Soy Braised Short Ribs
Soy Braised Short Ribs
Prep Time: 20 minutes (plus 45–60 mins for bringing meat to room temp)
Cook Time: 3 hours 45 minutes
Servings: 4-6 people
Ingredients
Soy braised short ribs
3 lbs bone-in short ribs (or boneless is fine)*
Kosher salt
Freshly ground black pepper
1-2 tbsp neutral oil or beef tallow
6-7 scallions
3 inch piece ginger, peeled and thinly sliced lengthwise
6 garlic cloves, smash and skin removed
1 celery stalk, diced
⅔ cup tamari or soy sauce
½ cup mirin
⅓ cup packed brown sugar
3 cups beef stock
1 bay leaf
1 star anise
2 tbsp water
2 tbsp cornstarch
To serve
Sesame seeds
Buttered Japanese sweet potato sushi rice (or regular rice)
Directions
Remove the short ribs from the fridge ~45 minutes to 1 hour before cooking. Pat the short ribs dry and season liberally with kosher salt and black pepper.
Separate the white stems and the green tops of the green onions. Roughly chop the white scallion stems. Thinly slice the green tops and set them aside for garnish.
Whisk together the tamari, mirin, and brown sugar. Set aside.

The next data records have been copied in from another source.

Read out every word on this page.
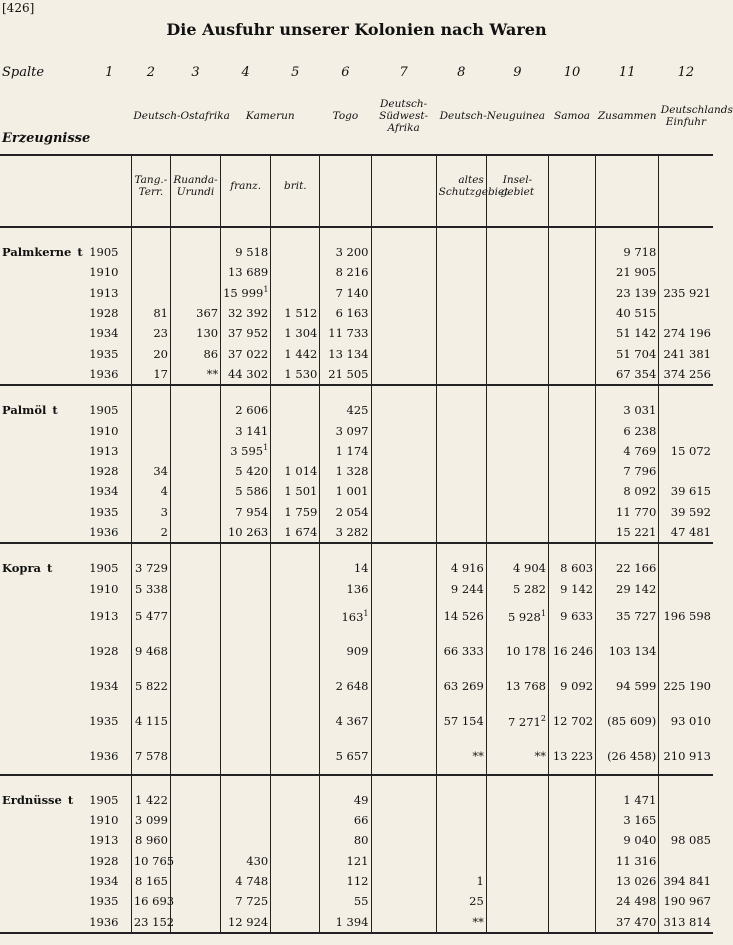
[426]
Die Ausfuhr unserer Kolonien nach Waren
Spalte	1	2	3	4	5	6	7	8	9	10	11	12
Erzeugnisse		Deutsch-Ostafrika		Kamerun		Togo	Deutsch-Südwest-Afrika	Deutsch-Neuguinea		Samoa	Zusammen	Deutschlands Einfuhr
		Tang.-Terr.	Ruanda-Urundi	franz.	brit.			altes Schutzgebiet	Insel-gebiet			

Palmkerne t	1905			9 518		3 200					9 718	
	1910			13 689		8 216					21 905	
	1913			15 $999^1$		7 140					23 139	235 921
	1928	81	367	32 392	1 512	6 163					40 515	
	1934	23	130	37 952	1 304	11 733					51 142	274 196
	1935	20	86	37 022	1 442	13 134					51 704	241 381
	1936	17	**	44 302	1 530	21 505					67 354	374 256

Palmöl t	1905			2 606		425					3 031	
	1910			3 141		3 097					6 238	
	1913			3 $595^1$		1 174					4 769	15 072
	1928	34		5 420	1 014	1 328					7 796	
	1934	4		5 586	1 501	1 001					8 092	39 615
	1935	3		7 954	1 759	2 054					11 770	39 592
	1936	2		10 263	1 674	3 282					15 221	47 481

Kopra t	1905	3 729				14		4 916	4 904	8 603	22 166	
	1910	5 338				136		9 244	5 282	9 142	29 142	
	1913	5 477				$163^1$		14 526	5 $928^1$	9 633	35 727	196 598
	1928	9 468				909		66 333	10 178	16 246	103 134	
	1934	5 822				2 648		63 269	13 768	9 092	94 599	225 190
	1935	4 115				4 367		57 154	7 $271^2$	12 702	(85 609)	93 010
	1936	7 578				5 657		**	**	13 223	(26 458)	210 913

Erdnüsse t	1905	1 422				49					1 471	
	1910	3 099				66					3 165	
	1913	8 960				80					9 040	98 085
	1928	10 765		430		121					11 316	
	1934	8 165		4 748		112		1			13 026	394 841
	1935	16 693		7 725		55		25			24 498	190 967
	1936	23 152		12 924		1 394		**			37 470	313 814
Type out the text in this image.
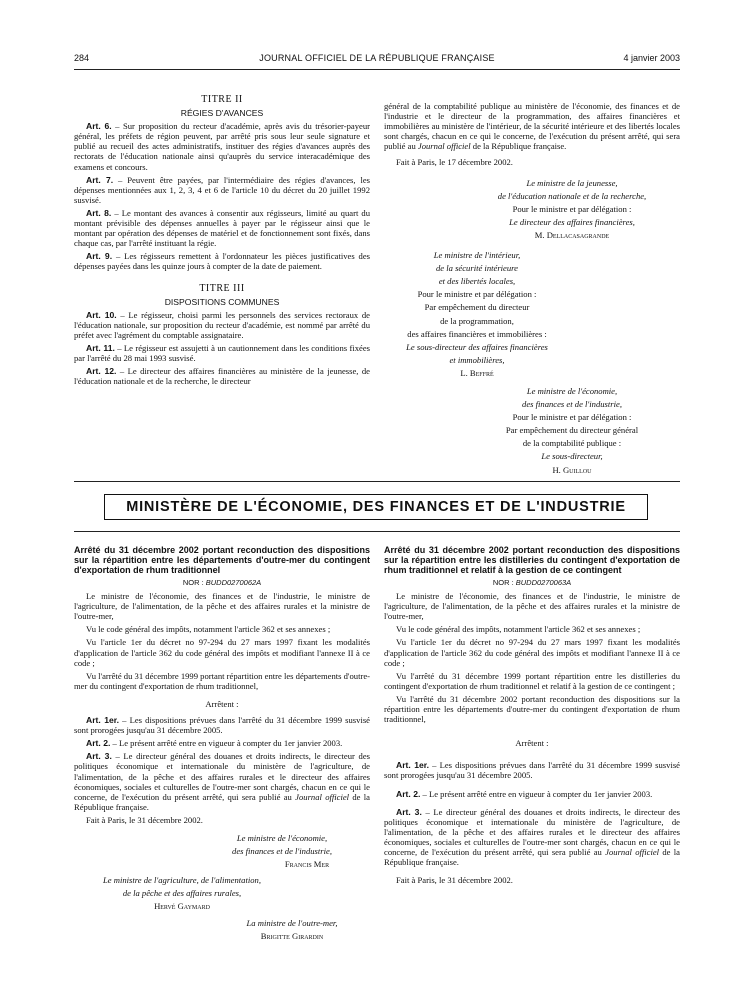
284	JOURNAL OFFICIEL DE LA RÉPUBLIQUE FRANÇAISE	4 janvier 2003

TITRE II

RÉGIES D'AVANCES

Art. 6. – Sur proposition du recteur d'académie, après avis du trésorier-payeur général, les préfets de région peuvent, par arrêté pris sous leur seule signature et publié au recueil des actes administratifs, instituer des régies d'avances auprès des rectorats de l'éducation nationale ainsi qu'auprès du service interacadémique des examens et concours.

Art. 7. – Peuvent être payées, par l'intermédiaire des régies d'avances, les dépenses mentionnées aux 1, 2, 3, 4 et 6 de l'article 10 du décret du 20 juillet 1992 susvisé.

Art. 8. – Le montant des avances à consentir aux régisseurs, limité au quart du montant prévisible des dépenses annuelles à payer par le régisseur ainsi que le montant par opération des dépenses de matériel et de fonctionnement sont fixés, dans chaque cas, par l'arrêté instituant la régie.

Art. 9. – Les régisseurs remettent à l'ordonnateur les pièces justificatives des dépenses payées dans les quinze jours à compter de la date de paiement.

TITRE III

DISPOSITIONS COMMUNES

Art. 10. – Le régisseur, choisi parmi les personnels des services rectoraux de l'éducation nationale, sur proposition du recteur d'académie, est nommé par arrêté du préfet avec l'agrément du comptable assignataire.

Art. 11. – Le régisseur est assujetti à un cautionnement dans les conditions fixées par l'arrêté du 28 mai 1993 susvisé.

Art. 12. – Le directeur des affaires financières au ministère de la jeunesse, de l'éducation nationale et de la recherche, le directeur

général de la comptabilité publique au ministère de l'économie, des finances et de l'industrie et le directeur de la programmation, des affaires financières et immobilières au ministère de l'intérieur, de la sécurité intérieure et des libertés locales sont chargés, chacun en ce qui le concerne, de l'exécution du présent arrêté, qui sera publié au Journal officiel de la République française.

Fait à Paris, le 17 décembre 2002.

Le ministre de la jeunesse,

de l'éducation nationale et de la recherche,

Pour le ministre et par délégation :

Le directeur des affaires financières,

M. Dellacasagrande

Le ministre de l'intérieur,

de la sécurité intérieure

et des libertés locales,

Pour le ministre et par délégation :

Par empêchement du directeur

de la programmation,

des affaires financières et immobilières :

Le sous-directeur des affaires financières

et immobilières,

L. Beffré

Le ministre de l'économie,

des finances et de l'industrie,

Pour le ministre et par délégation :

Par empêchement du directeur général

de la comptabilité publique :

Le sous-directeur,

H. Guillou

MINISTÈRE DE L'ÉCONOMIE, DES FINANCES ET DE L'INDUSTRIE

Arrêté du 31 décembre 2002 portant reconduction des dispositions sur la répartition entre les départements d'outre-mer du contingent d'exportation de rhum traditionnel

NOR : BUDD0270062A

Le ministre de l'économie, des finances et de l'industrie, le ministre de l'agriculture, de l'alimentation, de la pêche et des affaires rurales et la ministre de l'outre-mer,

Vu le code général des impôts, notamment l'article 362 et ses annexes ;

Vu l'article 1er du décret no 97-294 du 27 mars 1997 fixant les modalités d'application de l'article 362 du code général des impôts et modifiant l'annexe II à ce code ;

Vu l'arrêté du 31 décembre 1999 portant répartition entre les départements d'outre-mer du contingent d'exportation de rhum traditionnel,

Arrêtent :

Art. 1er. – Les dispositions prévues dans l'arrêté du 31 décembre 1999 susvisé sont prorogées jusqu'au 31 décembre 2005.

Art. 2. – Le présent arrêté entre en vigueur à compter du 1er janvier 2003.

Art. 3. – Le directeur général des douanes et droits indirects, le directeur des politiques économique et internationale du ministère de l'agriculture, de l'alimentation, de la pêche et des affaires rurales et le directeur des affaires économiques, sociales et culturelles de l'outre-mer sont chargés, chacun en ce qui le concerne, de l'exécution du présent arrêté, qui sera publié au Journal officiel de la République française.

Fait à Paris, le 31 décembre 2002.

Le ministre de l'économie,

des finances et de l'industrie,

Francis Mer

Le ministre de l'agriculture, de l'alimentation,

de la pêche et des affaires rurales,

Hervé Gaymard

La ministre de l'outre-mer,

Brigitte Girardin

Arrêté du 31 décembre 2002 portant reconduction des dispositions sur la répartition entre les distilleries du contingent d'exportation de rhum traditionnel et relatif à la gestion de ce contingent

NOR : BUDD0270063A

Le ministre de l'économie, des finances et de l'industrie, le ministre de l'agriculture, de l'alimentation, de la pêche et des affaires rurales et la ministre de l'outre-mer,

Vu le code général des impôts, notamment l'article 362 et ses annexes ;

Vu l'article 1er du décret no 97-294 du 27 mars 1997 fixant les modalités d'application de l'article 362 du code général des impôts et modifiant l'annexe II à ce code ;

Vu l'arrêté du 31 décembre 1999 portant répartition entre les distilleries du contingent d'exportation de rhum traditionnel et relatif à la gestion de ce contingent ;

Vu l'arrêté du 31 décembre 2002 portant reconduction des dispositions sur la répartition entre les départements d'outre-mer du contingent d'exportation de rhum traditionnel,

Arrêtent :

Art. 1er. – Les dispositions prévues dans l'arrêté du 31 décembre 1999 susvisé sont prorogées jusqu'au 31 décembre 2005.

Art. 2. – Le présent arrêté entre en vigueur à compter du 1er janvier 2003.

Art. 3. – Le directeur général des douanes et droits indirects, le directeur des politiques économique et internationale du ministère de l'agriculture, de l'alimentation, de la pêche et des affaires rurales et le directeur des affaires économiques, sociales et culturelles de l'outre-mer sont chargés, chacun en ce qui le concerne, de l'exécution du présent arrêté, qui sera publié au Journal officiel de la République française.

Fait à Paris, le 31 décembre 2002.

Heat a large bottom-heavy pot over high (I use a 6-8 qt dutch oven). Once hot, add the neutral oil and sear the short ribs in 2 batches, being careful not to overcrowd the pot. Sear the short ribs on all sides until a dark crust forms, around 10-12 minutes per batch.
Turn the heat off and remove the seared short rib onto a tray or plate. Carefully pour most of the fat in the pot into a heat proof bowl and set aside. There should be about 1 tbsp remaining in the pot.
Return the pot over medium heat and add the chopped celery and white parts of the green onion. Stir occasionally and cook for 5-7 minutes, until the celery and onions begin to turn translucent.
Add the ginger slices and smashed garlic and cook for an additional few minutes.
Pour in the tamari and mirin mixture and the beef stock. Add the bay leaf and star anise. Turn the heat to high and bring to a simmer.
Add the seared short rib into the simmering liquid and turn the heat to low. Place a tight-fitting lid on the pot and simmer for 3 hours, until the meat easily comes apart with a fork and starts to release from the bone. Check in on the short ribs every hour and flip them/move them around to ensure even cooking.
Remove the short ribs onto a tray or plate, then carefully pour the braising liquid through a strainer into a bowl. Discard the aromatics.
Using a spoon or ladle, skim as much fat off the braising liquid as you can before returning the braising liquid to the pot.
Bring the braising liquid to a simmer over medium-high heat and allow to reduce for 10 minutes. Whisk together the cornstarch and water, and add the cornstarch slurry to the braising liquid.
Continue simmering until it begins to thicken, then add the short ribs back to the pot and cook for an additional minute or two. Remove from the heat.
Serve the soy braised short ribs over the Japanese sweet potato sushi rice. Garnish with sesame seeds and the thinly sliced green scallion tops.
*I almost always recommend bone-in English-cut short ribs. The bone adds an incredible depth of flavor and body to the braising liquid as it slowly releases marrow and collagen. If you choose boneless, they are easier to eat, but they can occasionally dry out faster, so keep a close eye on them around the 2.5-hour mark.